48 der 55 Uefa-Nationen stellten eher eine Auswahl. Gogg sagt: "Wir wollten zuerst die Basis schaffen und darauf aufbauen. Das hat sich bereits im Frauenfußball bewährt." Die Halle ist mittlerweile in der Schülerliga und den Akademien angekommen. Die Liga-Vereine seien wiederum gefordert, die eigene Nachwuchsarbeit aus- beziehungsweise aufzubauen. "Es gibt Spieler, für die es aus verschiedenen Gründen im Fußball nicht weitergeht. Die gilt es für den Futsal zu gewinnen."

Ein weiterer Schritt ist die Ausbildung, der ÖFB bietet ein Futsal-Trainerdiplom an. Kursbester im ersten Lehrgang: Patrik Barbic. Der 37-Jährige spielte zwölf Jahre für Stella Rossa, der Wiener Klub prägt die heimische Futsal-Szene als Rekordmeister (5), zuletzt gewann der "Rote Stern" 2015.

Patrik Barbic sieht eine "positive Entwicklung" der zehn Bundesligamannschaften. "Das Niveau nimmt zu und wird ausgeglichener. Man kann keinen Gegner mehr schnell aus der Halle schießen wie früher."

Erstes Länderspiel im April

Beim Sichtungslehrgang des Nationalteams Ende September durften 40 Auserwählte vorspielen, 19 nahmen am vergangenen Wochenende am ersten offiziellen Zusammentreffen in der Sportschule Lindabrunn teil. Sie bilden nun den erweiterten ÖFB-Kader und dürfen vom ersten Futsal-Länderspiel der Geschichte im April träumen. Der Gegner ist noch offen. "Deutschland wäre interessant", sagt Barbic.

Die momentane Leistungsstärke ist bis dahin schwer einzuschätzen.

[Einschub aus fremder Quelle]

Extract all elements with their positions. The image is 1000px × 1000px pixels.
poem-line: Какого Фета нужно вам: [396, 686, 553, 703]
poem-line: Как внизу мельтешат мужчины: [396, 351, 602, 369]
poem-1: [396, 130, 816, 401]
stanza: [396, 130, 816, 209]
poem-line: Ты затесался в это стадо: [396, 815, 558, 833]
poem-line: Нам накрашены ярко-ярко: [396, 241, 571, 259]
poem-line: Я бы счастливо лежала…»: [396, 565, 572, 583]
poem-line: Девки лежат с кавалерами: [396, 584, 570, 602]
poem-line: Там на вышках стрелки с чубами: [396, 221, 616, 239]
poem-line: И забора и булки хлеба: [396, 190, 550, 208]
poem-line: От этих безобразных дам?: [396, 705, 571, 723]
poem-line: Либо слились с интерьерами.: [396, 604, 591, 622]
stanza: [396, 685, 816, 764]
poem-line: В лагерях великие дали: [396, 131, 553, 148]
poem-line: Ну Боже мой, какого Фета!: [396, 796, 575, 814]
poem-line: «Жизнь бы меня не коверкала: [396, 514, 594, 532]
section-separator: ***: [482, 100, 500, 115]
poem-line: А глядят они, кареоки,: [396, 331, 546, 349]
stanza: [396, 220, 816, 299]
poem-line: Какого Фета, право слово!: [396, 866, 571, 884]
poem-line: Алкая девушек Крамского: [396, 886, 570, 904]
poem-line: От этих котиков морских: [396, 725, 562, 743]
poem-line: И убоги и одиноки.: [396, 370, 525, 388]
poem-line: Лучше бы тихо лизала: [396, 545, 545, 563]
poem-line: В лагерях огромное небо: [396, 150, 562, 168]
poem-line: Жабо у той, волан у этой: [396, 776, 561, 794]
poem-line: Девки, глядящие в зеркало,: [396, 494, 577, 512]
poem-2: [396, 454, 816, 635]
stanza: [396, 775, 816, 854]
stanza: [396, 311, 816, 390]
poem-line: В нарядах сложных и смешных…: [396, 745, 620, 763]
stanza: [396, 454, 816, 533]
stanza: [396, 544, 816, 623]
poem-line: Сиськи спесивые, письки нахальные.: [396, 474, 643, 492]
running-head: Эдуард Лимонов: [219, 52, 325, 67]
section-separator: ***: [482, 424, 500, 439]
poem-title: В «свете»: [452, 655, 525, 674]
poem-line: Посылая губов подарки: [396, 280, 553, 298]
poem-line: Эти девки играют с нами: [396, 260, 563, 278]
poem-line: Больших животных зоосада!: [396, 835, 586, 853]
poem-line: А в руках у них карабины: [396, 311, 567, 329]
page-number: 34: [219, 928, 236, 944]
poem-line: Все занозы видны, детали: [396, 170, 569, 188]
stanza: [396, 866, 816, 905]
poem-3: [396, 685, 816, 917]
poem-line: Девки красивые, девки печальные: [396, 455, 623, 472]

Der ÖFB-Verantwortliche Gogg stuft das Niveau des österreichischen Futsals "im unteren Drittel Europas ein. Die Fußball-Herren waren zweimal bei einer Europameisterschaft dabei, die Frauen einmal. Es wäre vermessen zu sagen, wir schaffen das bei unserem ersten geplanten Quali-Auftritt in zwei Jahren." Ein Großereignis sei aber das langfristige Ziel. Und wäre der nächste besondere Moment. (Andreas Gstaltmeyr, 31.10.2018)

Futsal ist die seit 1989 vom Weltverband Fifa anerkannte Variante des Hallenfußballs. Es wird bandenlos mit Tor- bzw. Seitenlinien auf einem Spielfeld in Handballfeldgröße gespielt, vier Feldspieler und ein Torwart pro Team spielen zwei Halbzeiten zu je 20 Minuten. Die Regeln begünstigen ein schnelles Spiel: Einkick statt Einwurf, fliegende Wechsel, der Torwart darf den Ball in der eigenen Spielhälfte nur vier Sekunden lang halten. Der Ball ist schwerer, kleiner und sprungreduziert – klebt also besser am Fuß – als beim Feldfußball. Ab dem sechsten Teamfoul pro Halbzeit erhält der Gegner einen Freistoß ohne Mauer von der Zehn-Meter-Marke. Je nach Niveau gibt es zwei bis vier Referees.